Was hilft ansonsten gegen den Lügen-Honig? Honig aus unserer Region! Zu finden in den meisten Hofläden in Rhön und Vogelsberg, aber auch in den Regional-Regalen der Supermärkte sowie auf den Wochenmärkten in Fulda, Hünfeld und Bad Hersfeld. Die Mitglieder des Imkervereins Fulda produzieren einen eigenen "Stadthonig". Vielleicht kommen Sie ja auch direkt bei einem Imker vorbei. Eine kleine Auswahl: Raps- und Blütenhonig bietet die "Rhön-Imkerei Jordan", Bad Neustadt. Blüten- und Waldhonig aus dem hessischen Kegelspiel hat der Imkermeister Ferdinand Keidel, Eiterfeld. "Hochrhön-Imker" Jürgen Enders in Bischofsheim hat seine Bienenstöcke in der Nähe vom Heidelstein. Außerdem: Jan Brockelt in Frischborn. Dieter Schölzke in Münnerstadt (dem man nach Termin-Absprache auch beim Imkern zuschauen kann). Der "Honig-Fritz" aus Hünfeld...

Wer Honig aus der Nähe zu sich nimmt, wappnet sich gegen Allergien und Entzündungen und tut seinem Herzen gut. Weil er so schön süß ist, müssen Diabetiker allerdings Obacht geben. Jeder Löffel Honig pflegt übrigens die Natur: Ohne Bienen ist Schluss mit den blühenden Landschaften.

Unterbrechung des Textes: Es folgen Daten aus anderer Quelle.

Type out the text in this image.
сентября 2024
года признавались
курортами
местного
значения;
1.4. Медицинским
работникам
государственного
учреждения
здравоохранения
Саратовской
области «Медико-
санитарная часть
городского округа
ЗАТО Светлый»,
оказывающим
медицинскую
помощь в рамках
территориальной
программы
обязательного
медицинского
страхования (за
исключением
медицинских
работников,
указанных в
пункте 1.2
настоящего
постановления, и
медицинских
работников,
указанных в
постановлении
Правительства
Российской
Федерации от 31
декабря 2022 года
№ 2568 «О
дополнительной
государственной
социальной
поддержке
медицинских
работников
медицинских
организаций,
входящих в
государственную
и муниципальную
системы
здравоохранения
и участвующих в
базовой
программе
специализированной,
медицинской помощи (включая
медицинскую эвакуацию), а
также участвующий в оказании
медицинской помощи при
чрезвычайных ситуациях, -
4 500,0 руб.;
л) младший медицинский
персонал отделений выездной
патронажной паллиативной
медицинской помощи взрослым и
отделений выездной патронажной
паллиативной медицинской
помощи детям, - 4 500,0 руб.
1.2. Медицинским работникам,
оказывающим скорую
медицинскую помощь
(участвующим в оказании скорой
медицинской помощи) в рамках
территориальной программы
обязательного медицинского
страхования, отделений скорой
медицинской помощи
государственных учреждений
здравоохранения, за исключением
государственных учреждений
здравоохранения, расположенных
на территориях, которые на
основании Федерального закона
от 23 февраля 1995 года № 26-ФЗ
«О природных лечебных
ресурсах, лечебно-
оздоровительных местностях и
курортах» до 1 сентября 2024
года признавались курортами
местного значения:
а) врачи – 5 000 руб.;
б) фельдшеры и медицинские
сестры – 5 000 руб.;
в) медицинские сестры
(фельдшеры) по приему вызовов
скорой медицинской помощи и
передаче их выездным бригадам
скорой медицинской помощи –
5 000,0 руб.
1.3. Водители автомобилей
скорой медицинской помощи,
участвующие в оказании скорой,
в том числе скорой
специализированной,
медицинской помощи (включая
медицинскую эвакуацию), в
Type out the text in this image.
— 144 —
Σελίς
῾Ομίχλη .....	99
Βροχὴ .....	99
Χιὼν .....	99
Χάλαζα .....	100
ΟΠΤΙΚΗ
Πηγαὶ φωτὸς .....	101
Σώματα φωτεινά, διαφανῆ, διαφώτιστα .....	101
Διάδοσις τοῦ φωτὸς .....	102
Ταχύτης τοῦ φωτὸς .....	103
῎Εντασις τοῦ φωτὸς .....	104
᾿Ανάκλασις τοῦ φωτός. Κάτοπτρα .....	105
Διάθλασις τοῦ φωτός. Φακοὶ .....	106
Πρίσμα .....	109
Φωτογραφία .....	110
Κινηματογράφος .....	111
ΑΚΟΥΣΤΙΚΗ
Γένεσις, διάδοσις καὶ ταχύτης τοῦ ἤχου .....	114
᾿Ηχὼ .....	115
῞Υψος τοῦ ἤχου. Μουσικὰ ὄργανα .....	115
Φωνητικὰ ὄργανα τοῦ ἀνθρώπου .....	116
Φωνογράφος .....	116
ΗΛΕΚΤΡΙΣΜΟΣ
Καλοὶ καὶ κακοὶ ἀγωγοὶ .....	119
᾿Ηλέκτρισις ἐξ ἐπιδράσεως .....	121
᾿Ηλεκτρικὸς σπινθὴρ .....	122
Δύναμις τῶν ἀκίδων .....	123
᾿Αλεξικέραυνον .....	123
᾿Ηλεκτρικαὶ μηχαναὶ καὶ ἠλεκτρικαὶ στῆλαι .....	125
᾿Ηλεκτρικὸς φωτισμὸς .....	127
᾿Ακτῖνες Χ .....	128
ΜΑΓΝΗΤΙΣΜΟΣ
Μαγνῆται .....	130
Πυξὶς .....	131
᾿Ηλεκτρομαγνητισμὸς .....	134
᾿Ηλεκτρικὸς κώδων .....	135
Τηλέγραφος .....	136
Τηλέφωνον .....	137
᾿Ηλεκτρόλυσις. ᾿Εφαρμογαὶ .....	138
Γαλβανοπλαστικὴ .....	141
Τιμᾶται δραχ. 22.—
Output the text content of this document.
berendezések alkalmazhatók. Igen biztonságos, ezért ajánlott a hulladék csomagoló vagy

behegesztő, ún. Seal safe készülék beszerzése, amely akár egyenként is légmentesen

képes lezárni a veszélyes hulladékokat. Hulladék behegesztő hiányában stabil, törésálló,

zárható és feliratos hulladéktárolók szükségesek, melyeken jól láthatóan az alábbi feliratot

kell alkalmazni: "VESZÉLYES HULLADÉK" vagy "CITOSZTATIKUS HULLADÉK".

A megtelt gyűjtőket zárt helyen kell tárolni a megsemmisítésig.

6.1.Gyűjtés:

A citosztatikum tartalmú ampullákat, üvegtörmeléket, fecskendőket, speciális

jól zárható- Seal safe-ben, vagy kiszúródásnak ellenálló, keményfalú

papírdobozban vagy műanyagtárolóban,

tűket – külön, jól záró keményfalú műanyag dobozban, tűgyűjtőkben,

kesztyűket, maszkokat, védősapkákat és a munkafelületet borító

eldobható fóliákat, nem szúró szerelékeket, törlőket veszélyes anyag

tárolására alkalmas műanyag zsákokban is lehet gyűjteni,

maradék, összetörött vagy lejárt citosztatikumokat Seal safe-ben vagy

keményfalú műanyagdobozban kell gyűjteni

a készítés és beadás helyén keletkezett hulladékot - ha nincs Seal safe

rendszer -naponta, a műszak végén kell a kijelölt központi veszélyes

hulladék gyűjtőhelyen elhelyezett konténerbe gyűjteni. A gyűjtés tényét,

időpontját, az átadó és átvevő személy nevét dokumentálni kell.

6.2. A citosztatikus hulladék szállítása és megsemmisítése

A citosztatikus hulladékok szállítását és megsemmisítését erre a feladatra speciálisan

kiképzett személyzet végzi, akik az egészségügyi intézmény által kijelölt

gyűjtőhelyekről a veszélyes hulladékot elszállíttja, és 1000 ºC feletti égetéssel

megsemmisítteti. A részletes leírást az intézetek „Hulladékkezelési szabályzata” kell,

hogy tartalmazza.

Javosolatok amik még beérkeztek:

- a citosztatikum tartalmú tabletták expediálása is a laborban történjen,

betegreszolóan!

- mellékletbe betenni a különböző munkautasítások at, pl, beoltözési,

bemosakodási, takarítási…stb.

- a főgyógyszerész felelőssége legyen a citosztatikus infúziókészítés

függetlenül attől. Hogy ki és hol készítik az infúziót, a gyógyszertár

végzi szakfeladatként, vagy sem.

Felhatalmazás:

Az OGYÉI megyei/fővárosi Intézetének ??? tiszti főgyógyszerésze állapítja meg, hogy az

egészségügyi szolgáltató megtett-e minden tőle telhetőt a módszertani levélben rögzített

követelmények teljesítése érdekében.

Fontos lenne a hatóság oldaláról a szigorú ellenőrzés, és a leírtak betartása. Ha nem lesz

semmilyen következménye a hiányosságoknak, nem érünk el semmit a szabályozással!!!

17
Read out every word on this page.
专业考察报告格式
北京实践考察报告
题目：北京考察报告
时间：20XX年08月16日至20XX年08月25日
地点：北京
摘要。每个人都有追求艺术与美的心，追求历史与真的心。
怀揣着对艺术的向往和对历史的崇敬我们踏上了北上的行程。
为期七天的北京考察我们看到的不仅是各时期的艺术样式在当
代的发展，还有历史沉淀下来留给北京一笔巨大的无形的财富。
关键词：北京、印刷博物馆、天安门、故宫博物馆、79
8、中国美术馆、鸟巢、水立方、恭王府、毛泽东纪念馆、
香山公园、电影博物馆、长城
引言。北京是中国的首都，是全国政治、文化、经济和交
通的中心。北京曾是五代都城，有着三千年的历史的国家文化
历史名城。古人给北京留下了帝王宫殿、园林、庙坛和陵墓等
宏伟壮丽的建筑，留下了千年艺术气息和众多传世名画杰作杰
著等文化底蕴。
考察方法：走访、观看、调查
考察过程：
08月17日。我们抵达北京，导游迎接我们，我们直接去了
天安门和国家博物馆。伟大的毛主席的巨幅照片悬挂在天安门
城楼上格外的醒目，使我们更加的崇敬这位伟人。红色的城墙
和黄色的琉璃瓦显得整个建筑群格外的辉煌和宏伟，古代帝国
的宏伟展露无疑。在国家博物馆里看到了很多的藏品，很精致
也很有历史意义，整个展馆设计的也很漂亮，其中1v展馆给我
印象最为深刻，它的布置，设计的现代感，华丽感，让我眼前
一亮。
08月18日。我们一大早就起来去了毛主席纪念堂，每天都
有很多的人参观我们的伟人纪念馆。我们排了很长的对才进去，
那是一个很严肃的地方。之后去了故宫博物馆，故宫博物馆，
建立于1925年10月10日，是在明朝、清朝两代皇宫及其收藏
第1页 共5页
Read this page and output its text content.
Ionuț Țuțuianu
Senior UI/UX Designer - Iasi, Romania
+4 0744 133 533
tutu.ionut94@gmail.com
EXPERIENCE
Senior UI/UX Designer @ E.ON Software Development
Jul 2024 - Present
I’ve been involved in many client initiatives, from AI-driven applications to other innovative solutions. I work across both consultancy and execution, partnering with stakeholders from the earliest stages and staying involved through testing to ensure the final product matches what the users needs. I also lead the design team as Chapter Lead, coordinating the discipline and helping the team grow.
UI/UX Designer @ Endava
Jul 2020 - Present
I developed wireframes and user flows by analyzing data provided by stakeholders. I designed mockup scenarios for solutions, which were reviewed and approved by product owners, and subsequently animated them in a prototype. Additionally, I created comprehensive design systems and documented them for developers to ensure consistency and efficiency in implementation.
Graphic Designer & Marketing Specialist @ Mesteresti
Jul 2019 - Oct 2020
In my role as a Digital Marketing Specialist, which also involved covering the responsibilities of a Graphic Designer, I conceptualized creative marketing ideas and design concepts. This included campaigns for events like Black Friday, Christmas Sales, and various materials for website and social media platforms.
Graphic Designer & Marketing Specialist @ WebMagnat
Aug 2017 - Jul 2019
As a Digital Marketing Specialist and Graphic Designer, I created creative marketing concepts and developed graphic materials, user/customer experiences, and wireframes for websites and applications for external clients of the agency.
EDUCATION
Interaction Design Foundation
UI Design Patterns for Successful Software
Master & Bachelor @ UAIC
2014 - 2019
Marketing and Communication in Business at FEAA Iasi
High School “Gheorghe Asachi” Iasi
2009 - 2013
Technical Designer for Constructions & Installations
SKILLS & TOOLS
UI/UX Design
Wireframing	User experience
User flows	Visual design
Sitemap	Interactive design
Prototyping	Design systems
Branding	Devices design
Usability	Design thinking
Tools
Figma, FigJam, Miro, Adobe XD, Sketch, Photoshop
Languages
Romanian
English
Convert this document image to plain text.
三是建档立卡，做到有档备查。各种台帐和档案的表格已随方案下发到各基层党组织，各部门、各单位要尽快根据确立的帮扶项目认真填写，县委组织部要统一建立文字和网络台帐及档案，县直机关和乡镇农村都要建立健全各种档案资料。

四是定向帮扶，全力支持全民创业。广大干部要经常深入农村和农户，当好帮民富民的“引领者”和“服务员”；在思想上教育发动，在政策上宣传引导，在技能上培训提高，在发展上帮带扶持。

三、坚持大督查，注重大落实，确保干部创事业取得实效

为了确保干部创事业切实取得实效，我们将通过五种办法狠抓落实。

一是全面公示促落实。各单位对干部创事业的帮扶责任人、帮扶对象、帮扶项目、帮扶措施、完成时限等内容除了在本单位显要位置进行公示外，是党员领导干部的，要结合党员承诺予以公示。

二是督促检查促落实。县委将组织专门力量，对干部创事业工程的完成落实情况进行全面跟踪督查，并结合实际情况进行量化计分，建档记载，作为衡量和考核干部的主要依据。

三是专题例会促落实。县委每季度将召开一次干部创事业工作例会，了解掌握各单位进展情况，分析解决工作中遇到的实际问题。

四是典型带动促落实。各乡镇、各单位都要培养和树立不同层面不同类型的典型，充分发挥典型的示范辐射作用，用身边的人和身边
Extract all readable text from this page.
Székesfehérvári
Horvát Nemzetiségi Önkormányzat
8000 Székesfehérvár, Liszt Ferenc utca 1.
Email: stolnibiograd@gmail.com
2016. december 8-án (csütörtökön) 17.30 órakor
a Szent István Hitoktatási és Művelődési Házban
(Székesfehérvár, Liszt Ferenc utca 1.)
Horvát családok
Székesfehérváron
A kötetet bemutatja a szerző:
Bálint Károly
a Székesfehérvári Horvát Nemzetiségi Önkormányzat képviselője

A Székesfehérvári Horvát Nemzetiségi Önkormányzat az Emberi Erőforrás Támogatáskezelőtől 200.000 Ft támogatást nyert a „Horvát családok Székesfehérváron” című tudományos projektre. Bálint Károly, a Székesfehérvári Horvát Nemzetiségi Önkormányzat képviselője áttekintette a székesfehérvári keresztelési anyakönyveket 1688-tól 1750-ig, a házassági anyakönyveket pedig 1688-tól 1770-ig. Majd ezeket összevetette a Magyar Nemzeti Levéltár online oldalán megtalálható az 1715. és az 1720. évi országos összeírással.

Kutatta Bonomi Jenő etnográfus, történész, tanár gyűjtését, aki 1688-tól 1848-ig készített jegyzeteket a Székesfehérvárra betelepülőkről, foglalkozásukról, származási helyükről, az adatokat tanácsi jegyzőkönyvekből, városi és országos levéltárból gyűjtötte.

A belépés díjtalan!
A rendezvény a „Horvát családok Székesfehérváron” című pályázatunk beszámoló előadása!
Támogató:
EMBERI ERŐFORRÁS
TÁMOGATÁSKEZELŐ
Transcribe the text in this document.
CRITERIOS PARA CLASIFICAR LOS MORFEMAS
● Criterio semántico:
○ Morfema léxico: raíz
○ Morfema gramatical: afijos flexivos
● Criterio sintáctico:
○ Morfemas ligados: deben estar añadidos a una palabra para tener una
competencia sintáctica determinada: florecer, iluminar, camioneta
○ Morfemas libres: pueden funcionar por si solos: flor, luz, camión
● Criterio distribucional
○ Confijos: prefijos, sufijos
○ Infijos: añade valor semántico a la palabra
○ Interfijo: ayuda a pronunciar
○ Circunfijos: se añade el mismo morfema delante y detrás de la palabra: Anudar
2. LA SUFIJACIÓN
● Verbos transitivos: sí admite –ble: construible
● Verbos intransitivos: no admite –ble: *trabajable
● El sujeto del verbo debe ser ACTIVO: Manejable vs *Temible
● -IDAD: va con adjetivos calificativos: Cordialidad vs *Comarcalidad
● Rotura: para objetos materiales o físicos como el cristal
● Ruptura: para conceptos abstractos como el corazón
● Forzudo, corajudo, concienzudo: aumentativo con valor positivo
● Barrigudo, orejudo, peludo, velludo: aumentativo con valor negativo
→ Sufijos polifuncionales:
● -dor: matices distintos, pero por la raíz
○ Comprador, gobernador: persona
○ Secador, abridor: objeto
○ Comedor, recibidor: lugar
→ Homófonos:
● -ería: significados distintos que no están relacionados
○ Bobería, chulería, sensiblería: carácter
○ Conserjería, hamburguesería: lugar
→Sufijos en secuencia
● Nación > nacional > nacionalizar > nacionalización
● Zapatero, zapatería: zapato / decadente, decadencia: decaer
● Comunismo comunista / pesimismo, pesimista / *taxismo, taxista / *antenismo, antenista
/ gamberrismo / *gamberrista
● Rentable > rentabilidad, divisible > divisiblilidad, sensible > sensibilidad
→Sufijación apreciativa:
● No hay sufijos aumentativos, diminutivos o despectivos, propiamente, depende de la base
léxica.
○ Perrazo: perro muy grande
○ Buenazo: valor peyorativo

Die chinesische Bergregion Hanyuan hat das in den 80er und 90er Jahren zu spüren bekommen: Beim exzessiven Pestizid-Einsatz gegen Obstbaum-Schädlinge wurden auch sämtliche Bienen-Völker vernichtet. Die Blüten der Obstbäume wurden nicht mehr bestäubt, die Menschen mussten auf die Bäume klettern und selbst Hand anlegen. Wollen wir uns das etwa antun?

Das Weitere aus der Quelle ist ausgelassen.